Now that I have an almost-canonized script for my language, I can somewhat show how it works!
This script is in one case unoriginal, in that it seems to resemble a mix of Hindi and Ogham. However, the concept is also original in that it's very futuristic, and probably has a much different way (compared to Hindi) of expressing vowels.
Type of script? It's borderline between abjad and abugida, but technically abjad. (at least from my knowledge of alphabets. Correct me if I'm wrong!)
Notable features: It looks like circuitry; Everything goes on a line; Every line needs to have a starting and ending character.
For a start, the consonants! the reality is that I came uup with the shapes by semi-random thought. Though some of the shapes could be looked at as being your mouth from the right side (Not intended, but a nice side benefit!)
FYI, The "Soft" character, when attached to the bottom-right corner or dead-end (those circles) of a consonant, changes its pronunciation to what's in parentheses.
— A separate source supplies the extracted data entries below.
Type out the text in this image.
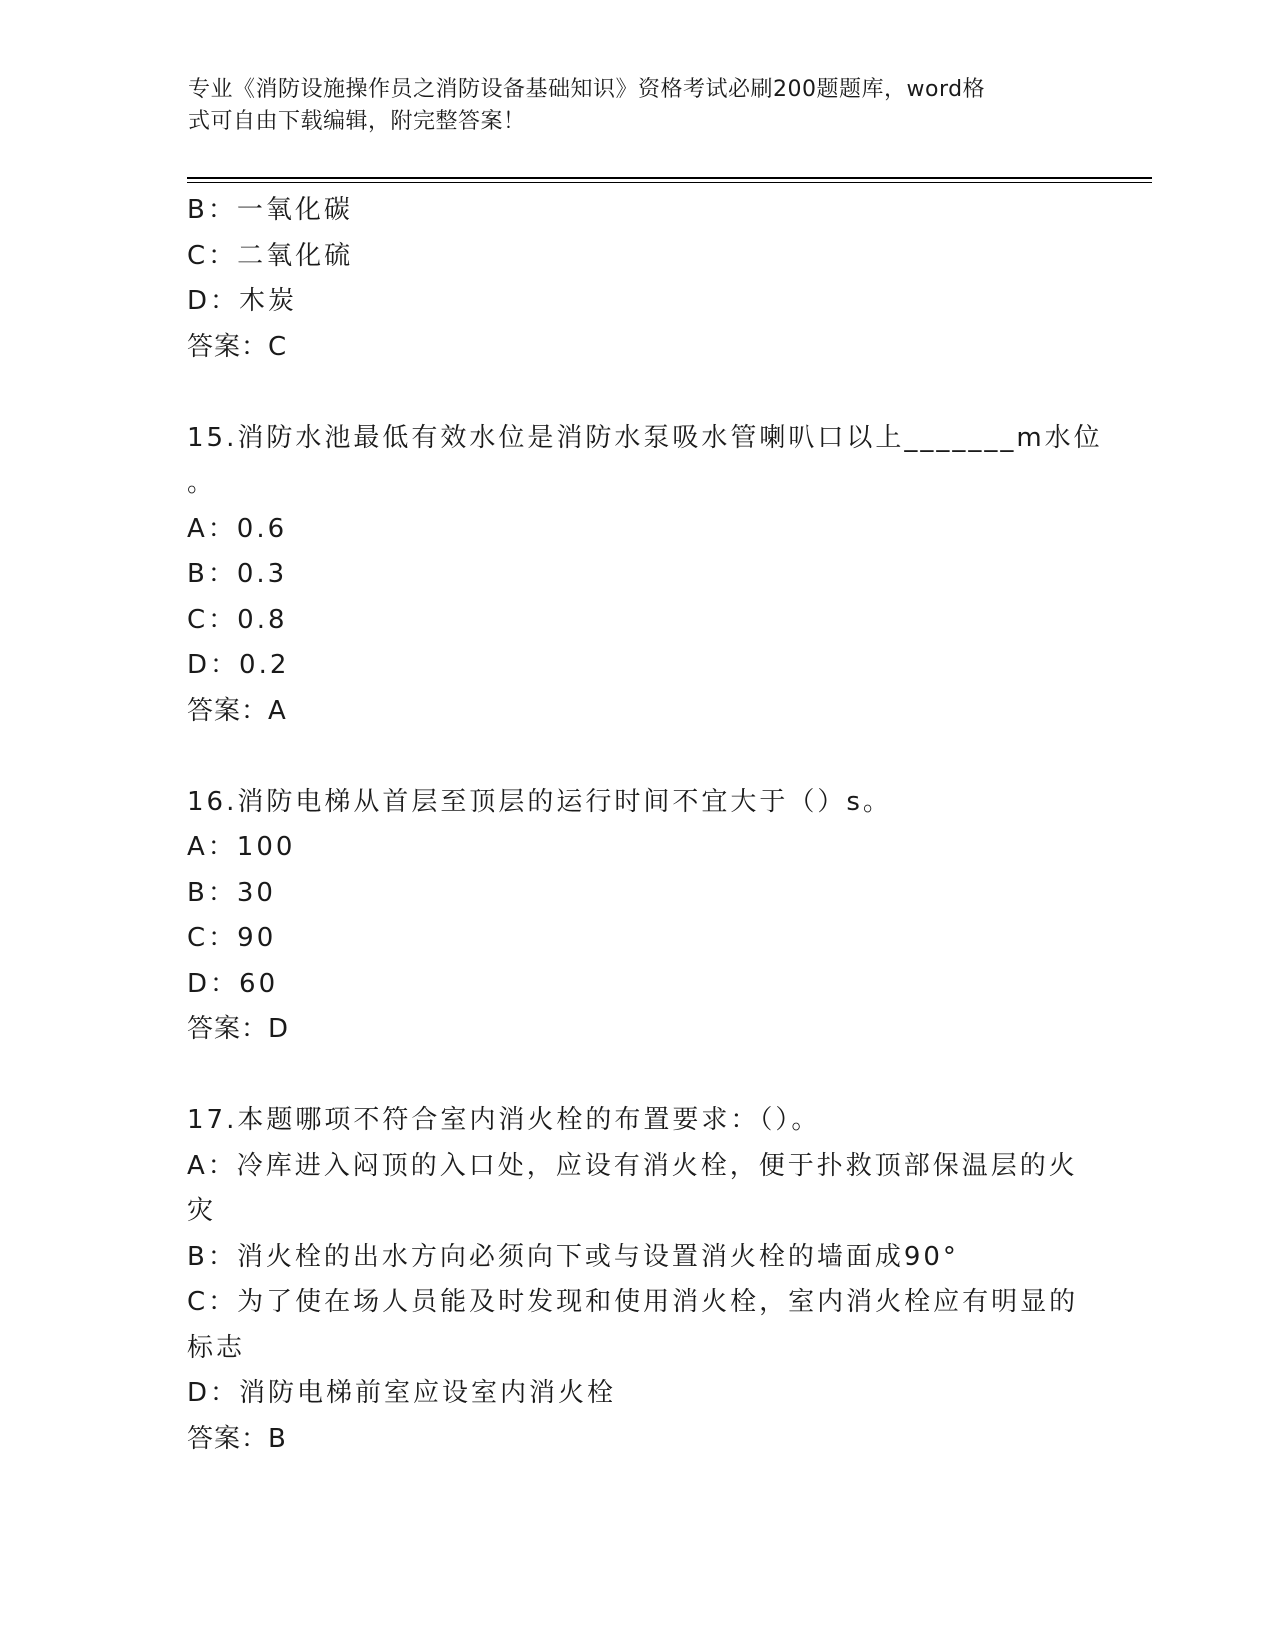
专业《消防设施操作员之消防设备基础知识》资格考试必刷200题题库，word格
式可自由下载编辑，附完整答案！
B：一氧化碳
C：二氧化硫
D：木炭
答案：C
15.消防水池最低有效水位是消防水泵吸水管喇叭口以上_______m水位
。
A：0.6
B：0.3
C：0.8
D：0.2
答案：A
16.消防电梯从首层至顶层的运行时间不宜大于（）s。
A：100
B：30
C：90
D：60
答案：D
17.本题哪项不符合室内消火栓的布置要求：（）。
A：冷库进入闷顶的入口处，应设有消火栓，便于扑救顶部保温层的火
灾
B：消火栓的出水方向必须向下或与设置消火栓的墙面成90°
C：为了使在场人员能及时发现和使用消火栓，室内消火栓应有明显的
标志
D：消防电梯前室应设室内消火栓
答案：B
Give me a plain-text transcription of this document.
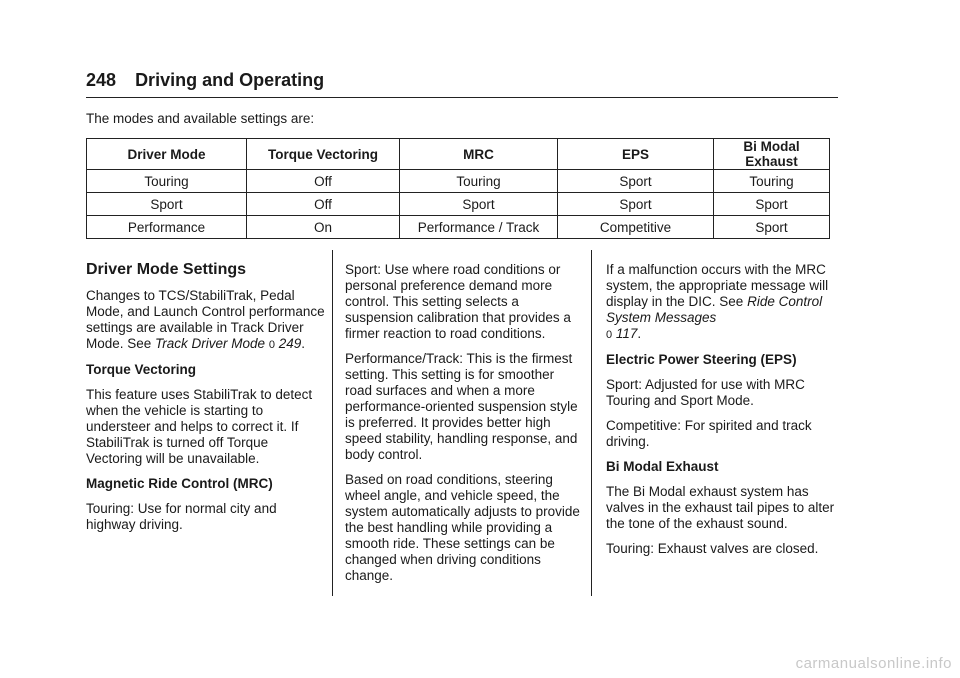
248 Driving and Operating
The modes and available settings are:
Driver Mode	Torque Vectoring	MRC	EPS	Bi Modal Exhaust
Touring	Off	Touring	Sport	Touring
Sport	Off	Sport	Sport	Sport
Performance	On	Performance / Track	Competitive	Sport
Driver Mode Settings

Changes to TCS/StabiliTrak, Pedal Mode, and Launch Control performance settings are available in Track Driver Mode. See Track Driver Mode 0 249.

Torque Vectoring

This feature uses StabiliTrak to detect when the vehicle is starting to understeer and helps to correct it. If StabiliTrak is turned off Torque Vectoring will be unavailable.

Magnetic Ride Control (MRC)

Touring: Use for normal city and highway driving.

Sport: Use where road conditions or personal preference demand more control. This setting selects a suspension calibration that provides a firmer reaction to road conditions.

Performance/Track: This is the firmest setting. This setting is for smoother road surfaces and when a more performance-oriented suspension style is preferred. It provides better high speed stability, handling response, and body control.

Based on road conditions, steering wheel angle, and vehicle speed, the system automatically adjusts to provide the best handling while providing a smooth ride. These settings can be changed when driving conditions change.

If a malfunction occurs with the MRC system, the appropriate message will display in the DIC. See Ride Control System Messages
0 117.

Electric Power Steering (EPS)

Sport: Adjusted for use with MRC Touring and Sport Mode.

Competitive: For spirited and track driving.

Bi Modal Exhaust

The Bi Modal exhaust system has valves in the exhaust tail pipes to alter the tone of the exhaust sound.

Touring: Exhaust valves are closed.

carmanualsonline.info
Also, the "Standalone" character, when attached properly (top-right-most corner/dead-end, or in Kh a rather odd way), is like what you'd expect from the Sheva in Hebrew. It simply makes the consonant stand on its own, instead of have a vowel after it. The "vowel of vowelessness" as I call it.
Next up, the vowels! Unlike the consonants, which I took time to think out, my vowels evolved due to lack of planning, and as such exceptions arose. They used to be marks that were written around the consonants themselves, but I eventually changed them to be things attached, and then changed them to be multiples-of-45-degree angles instead of curvy lines. Now the system looks consistent!
Now for a rather interesting factor, the starting and ending characters! Not too much to say here. Here you go!
With that example sentence, you can see very well how phrases are written in Meikar!
Me being me, I end to miss a lot of details without thinking about it. So feel free to ask questions!